(ATF) Eight Chinese provinces have recorded faster growth in gross domestic product (GDP) in the first quarter compared with the national GDP growth rate of 18.3%, data released by 30 Chinese provinces as of Monday showed.
They are Hubei, Hainan, Zhejiang, Jiangsu, Anhui, Guangdong and Jiangxi provinces, plus Chongqing municipal area. Tibet autonomous region is the only region that has not yet released its Q1 GDP data.
All provinces recorded a double-digit GDP growth rate in Q1, largely due to a low base from last year as a result of lockdown and economic disruption caused by the Covid-19 pandemic.
The government’s policy to ask people to avoid travel during the Lunar New Year holiday in February after sporadic reemergence of Covid-19 also contributed to economic growth in the first quarter, Liu Aihua, a spokesperson from the National Bureau of Statistics, said. The disruption to production was reduced when migrant workers worked until right before the holiday and returned to work faster than in regular years.

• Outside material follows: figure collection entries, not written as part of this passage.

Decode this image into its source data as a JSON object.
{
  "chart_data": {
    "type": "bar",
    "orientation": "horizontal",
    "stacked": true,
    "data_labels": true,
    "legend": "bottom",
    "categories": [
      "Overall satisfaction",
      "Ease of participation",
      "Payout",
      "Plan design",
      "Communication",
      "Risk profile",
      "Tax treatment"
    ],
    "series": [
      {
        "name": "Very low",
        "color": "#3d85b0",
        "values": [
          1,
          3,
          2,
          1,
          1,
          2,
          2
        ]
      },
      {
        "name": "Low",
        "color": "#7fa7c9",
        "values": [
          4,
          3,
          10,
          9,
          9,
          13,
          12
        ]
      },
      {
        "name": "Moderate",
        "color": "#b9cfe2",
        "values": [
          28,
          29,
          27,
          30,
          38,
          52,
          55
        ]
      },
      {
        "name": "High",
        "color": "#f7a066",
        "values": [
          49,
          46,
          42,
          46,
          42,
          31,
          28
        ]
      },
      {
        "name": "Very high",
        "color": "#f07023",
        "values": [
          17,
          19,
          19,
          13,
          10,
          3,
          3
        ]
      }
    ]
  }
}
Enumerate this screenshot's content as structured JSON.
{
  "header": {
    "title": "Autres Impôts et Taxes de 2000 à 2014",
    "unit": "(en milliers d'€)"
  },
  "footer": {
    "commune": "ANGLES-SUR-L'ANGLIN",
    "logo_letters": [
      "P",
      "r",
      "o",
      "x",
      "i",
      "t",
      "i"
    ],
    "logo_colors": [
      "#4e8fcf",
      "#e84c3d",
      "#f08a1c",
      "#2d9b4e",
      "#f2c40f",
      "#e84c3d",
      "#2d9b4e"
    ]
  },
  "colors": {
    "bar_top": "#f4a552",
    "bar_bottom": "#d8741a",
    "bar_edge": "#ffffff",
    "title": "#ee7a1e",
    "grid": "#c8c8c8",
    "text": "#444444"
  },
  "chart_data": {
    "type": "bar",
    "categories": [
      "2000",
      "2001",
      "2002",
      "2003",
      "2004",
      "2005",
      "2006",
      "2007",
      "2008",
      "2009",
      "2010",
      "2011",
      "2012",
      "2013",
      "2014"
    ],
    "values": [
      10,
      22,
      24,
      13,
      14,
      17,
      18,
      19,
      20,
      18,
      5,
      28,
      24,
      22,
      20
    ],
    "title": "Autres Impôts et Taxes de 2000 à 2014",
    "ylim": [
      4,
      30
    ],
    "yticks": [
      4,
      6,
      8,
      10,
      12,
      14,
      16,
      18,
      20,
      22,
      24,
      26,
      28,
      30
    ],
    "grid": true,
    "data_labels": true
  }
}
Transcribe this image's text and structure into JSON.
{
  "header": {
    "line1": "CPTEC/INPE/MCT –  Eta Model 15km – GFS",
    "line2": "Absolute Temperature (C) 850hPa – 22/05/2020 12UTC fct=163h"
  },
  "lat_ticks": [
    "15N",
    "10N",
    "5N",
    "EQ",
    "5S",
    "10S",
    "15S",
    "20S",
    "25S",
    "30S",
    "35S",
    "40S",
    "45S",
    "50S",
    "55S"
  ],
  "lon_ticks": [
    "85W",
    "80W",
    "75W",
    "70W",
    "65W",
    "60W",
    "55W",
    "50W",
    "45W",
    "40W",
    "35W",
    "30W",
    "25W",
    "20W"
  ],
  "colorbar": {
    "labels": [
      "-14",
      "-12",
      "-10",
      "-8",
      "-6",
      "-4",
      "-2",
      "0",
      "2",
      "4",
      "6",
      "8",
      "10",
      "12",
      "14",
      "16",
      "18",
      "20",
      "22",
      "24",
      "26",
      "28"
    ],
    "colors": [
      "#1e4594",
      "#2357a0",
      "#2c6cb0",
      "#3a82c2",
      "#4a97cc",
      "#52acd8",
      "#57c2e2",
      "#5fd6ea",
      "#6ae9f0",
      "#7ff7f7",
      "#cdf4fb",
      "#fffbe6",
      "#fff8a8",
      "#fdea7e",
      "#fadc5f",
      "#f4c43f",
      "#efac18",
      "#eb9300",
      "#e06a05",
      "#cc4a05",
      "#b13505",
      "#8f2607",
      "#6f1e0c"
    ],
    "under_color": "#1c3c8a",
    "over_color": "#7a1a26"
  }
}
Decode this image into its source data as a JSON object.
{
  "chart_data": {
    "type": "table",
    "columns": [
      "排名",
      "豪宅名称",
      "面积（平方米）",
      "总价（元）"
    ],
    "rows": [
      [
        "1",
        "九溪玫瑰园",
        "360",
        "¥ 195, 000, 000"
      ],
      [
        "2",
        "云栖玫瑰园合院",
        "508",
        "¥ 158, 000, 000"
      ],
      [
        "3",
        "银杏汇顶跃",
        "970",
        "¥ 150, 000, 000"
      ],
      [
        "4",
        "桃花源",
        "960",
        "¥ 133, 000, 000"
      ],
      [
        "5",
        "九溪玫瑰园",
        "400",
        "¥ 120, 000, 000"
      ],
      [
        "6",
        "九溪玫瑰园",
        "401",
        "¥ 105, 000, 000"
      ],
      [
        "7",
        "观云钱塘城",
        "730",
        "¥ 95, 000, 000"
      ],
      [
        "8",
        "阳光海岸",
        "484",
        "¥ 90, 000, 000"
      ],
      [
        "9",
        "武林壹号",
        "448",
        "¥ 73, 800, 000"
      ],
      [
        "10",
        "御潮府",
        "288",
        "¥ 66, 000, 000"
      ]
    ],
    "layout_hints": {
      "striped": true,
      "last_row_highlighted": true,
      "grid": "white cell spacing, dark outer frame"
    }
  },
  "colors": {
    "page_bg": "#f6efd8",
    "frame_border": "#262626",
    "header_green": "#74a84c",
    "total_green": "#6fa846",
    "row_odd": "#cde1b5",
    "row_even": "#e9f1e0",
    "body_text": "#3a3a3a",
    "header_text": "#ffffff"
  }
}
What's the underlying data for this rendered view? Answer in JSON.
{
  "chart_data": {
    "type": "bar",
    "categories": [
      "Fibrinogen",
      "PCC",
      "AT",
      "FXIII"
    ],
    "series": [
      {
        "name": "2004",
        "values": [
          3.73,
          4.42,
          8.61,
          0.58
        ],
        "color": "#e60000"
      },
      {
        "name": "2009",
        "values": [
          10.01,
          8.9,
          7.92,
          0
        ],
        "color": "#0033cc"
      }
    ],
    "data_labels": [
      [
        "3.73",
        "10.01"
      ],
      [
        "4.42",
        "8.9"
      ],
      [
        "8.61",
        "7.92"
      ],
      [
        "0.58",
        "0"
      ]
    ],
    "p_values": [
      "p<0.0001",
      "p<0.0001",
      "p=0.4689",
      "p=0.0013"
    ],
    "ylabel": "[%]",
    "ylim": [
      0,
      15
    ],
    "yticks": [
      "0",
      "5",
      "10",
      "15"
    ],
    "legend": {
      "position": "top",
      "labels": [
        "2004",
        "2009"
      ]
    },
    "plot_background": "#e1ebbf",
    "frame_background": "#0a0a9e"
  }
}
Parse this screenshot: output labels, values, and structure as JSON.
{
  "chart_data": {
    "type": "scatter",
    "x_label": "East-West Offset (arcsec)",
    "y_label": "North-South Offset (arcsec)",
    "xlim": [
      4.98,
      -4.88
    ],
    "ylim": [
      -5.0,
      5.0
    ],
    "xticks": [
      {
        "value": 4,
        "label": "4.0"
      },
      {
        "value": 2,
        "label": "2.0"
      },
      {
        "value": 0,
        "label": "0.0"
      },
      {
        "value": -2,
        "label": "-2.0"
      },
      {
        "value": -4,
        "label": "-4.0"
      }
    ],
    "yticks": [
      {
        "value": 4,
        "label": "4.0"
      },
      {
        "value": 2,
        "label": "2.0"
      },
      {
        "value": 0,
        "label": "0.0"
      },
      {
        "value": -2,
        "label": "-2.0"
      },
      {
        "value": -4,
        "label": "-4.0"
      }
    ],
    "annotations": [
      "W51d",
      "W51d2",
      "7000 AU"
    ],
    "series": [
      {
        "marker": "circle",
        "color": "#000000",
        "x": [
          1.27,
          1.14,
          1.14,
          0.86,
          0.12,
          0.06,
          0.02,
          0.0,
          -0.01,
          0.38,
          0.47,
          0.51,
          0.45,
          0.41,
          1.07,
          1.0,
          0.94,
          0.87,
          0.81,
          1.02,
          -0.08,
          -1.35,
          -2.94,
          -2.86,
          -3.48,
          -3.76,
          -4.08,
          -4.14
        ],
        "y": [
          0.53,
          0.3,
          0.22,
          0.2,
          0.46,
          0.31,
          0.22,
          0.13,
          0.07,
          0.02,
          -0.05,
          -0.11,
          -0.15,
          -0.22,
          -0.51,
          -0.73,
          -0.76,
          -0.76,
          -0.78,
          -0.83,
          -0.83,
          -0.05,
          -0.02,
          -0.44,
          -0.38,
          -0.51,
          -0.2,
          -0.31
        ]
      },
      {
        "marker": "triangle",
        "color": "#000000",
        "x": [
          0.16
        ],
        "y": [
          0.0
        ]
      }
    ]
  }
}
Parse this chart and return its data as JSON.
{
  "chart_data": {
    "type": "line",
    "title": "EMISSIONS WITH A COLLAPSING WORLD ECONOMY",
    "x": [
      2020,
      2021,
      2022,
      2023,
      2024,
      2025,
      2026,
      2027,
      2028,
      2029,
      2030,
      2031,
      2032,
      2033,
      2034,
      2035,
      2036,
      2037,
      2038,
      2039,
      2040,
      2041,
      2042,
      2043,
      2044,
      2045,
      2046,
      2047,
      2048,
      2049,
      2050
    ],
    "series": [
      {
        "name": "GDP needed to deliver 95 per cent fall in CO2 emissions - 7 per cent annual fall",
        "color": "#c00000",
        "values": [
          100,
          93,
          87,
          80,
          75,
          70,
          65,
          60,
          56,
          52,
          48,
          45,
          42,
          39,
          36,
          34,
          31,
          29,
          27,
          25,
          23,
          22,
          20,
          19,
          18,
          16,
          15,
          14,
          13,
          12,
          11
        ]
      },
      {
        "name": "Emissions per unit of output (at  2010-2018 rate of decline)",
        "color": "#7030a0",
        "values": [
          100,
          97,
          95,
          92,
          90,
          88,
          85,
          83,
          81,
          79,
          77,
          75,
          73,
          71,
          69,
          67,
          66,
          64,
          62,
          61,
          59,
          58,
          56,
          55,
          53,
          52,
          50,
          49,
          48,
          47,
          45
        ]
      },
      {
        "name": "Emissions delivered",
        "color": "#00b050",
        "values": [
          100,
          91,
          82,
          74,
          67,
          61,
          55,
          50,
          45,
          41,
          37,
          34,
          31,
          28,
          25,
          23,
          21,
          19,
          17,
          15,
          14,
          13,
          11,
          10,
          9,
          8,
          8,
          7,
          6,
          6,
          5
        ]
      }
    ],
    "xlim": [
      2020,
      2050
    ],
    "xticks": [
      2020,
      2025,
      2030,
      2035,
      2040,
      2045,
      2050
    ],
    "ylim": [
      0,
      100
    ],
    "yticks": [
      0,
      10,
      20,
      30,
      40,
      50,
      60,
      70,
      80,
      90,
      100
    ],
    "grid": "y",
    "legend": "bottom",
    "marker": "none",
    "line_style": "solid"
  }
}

Hubei, the epicentre of the coronavirus outbreak last year, recorded the fastest year-over-year growth in GDP in Q1, which was 58.3%. However, the province’s GDP figure was still smaller than Q1 of 2019.
Hainan, the tropical island province, which authorities declared a “free trade port” last June, and the eastern coastal provinces of Zhejiang and Jiangsu, rank from second to fourth places by GDP growth rate.
China’s four biggest cities, namely Beijing, Shanghai, Guangzhou and Shenzhen, all recorded over 17% of GDP growth in Q1. Of the four, Guangzhou is the only city that has outpaced the national GDP growth, recording growth of 19.5%.
In addition to a low base factor from Q1 2020, rising foreign trade, retail activity and investment also contributed to robust GDP growth across these cities, local statistics bureaux said. Each of these cities’ GDP in Q1 was larger than many provinces, such as Shaanxi and Yunnan.
Because China’s economy was significantly impacted by the Covid-19 pandemic in Q1 of last year, all regions have also released a two-year average growth figure as a more accurate indicator of economic growth – factoring in the Q1 data from both 2019 and 2020.
In terms of two-year average growth in Q1, nine out of the 30 provinces recorded over 6% of growth, namely Hainan, Guizhou, Jiangxi, Jiangsu, Zhejiang, Hunan, and Sichuan provinces, as well as Guangxi Zhuang and Ningxia Hui autonomous regions.
While Hubei has dropped out of this list, Hainan surpasses all other provinces with a 7% average growth rate in Q1 in the last two years. The two-year average changes for Shanghai and Beijing were 4.7% and 4.6%, respectively.
Guangdong and Jiangsu provinces lead China in GDP for the first quarter, and Shandong provinces runs a distant third place. The three provinces’ GDP volumes were 2.71 trillion yuan ($418 billion), 2.59 trillion yuan ($399 billion) and 1.81 trillion yuan ($279 billion), respectively.
Although China’s GDP growth was 18.3% based on a year-on-year calculation, the figure is only 10.3% if compared with the 2019 data. China’s GDP growth target for the year is above 6%.
“The growth of the major indicators, including retail sales, fixed-asset investment, freight traffic and real estate investment, were hardly robust, except construction perhaps,” Chi Lo, Senior Economist at BNP Paribas Asset Management, said.
The Q1 data shows that the consumption and demand side of China’s economy is still lagging the growth of the production side, Chi said.
Slowing growth and rising financial stress (reflected by rising defaults) may eventually prompt the central bank to ease, albeit still selectively, but that will likely be in the second half, he added.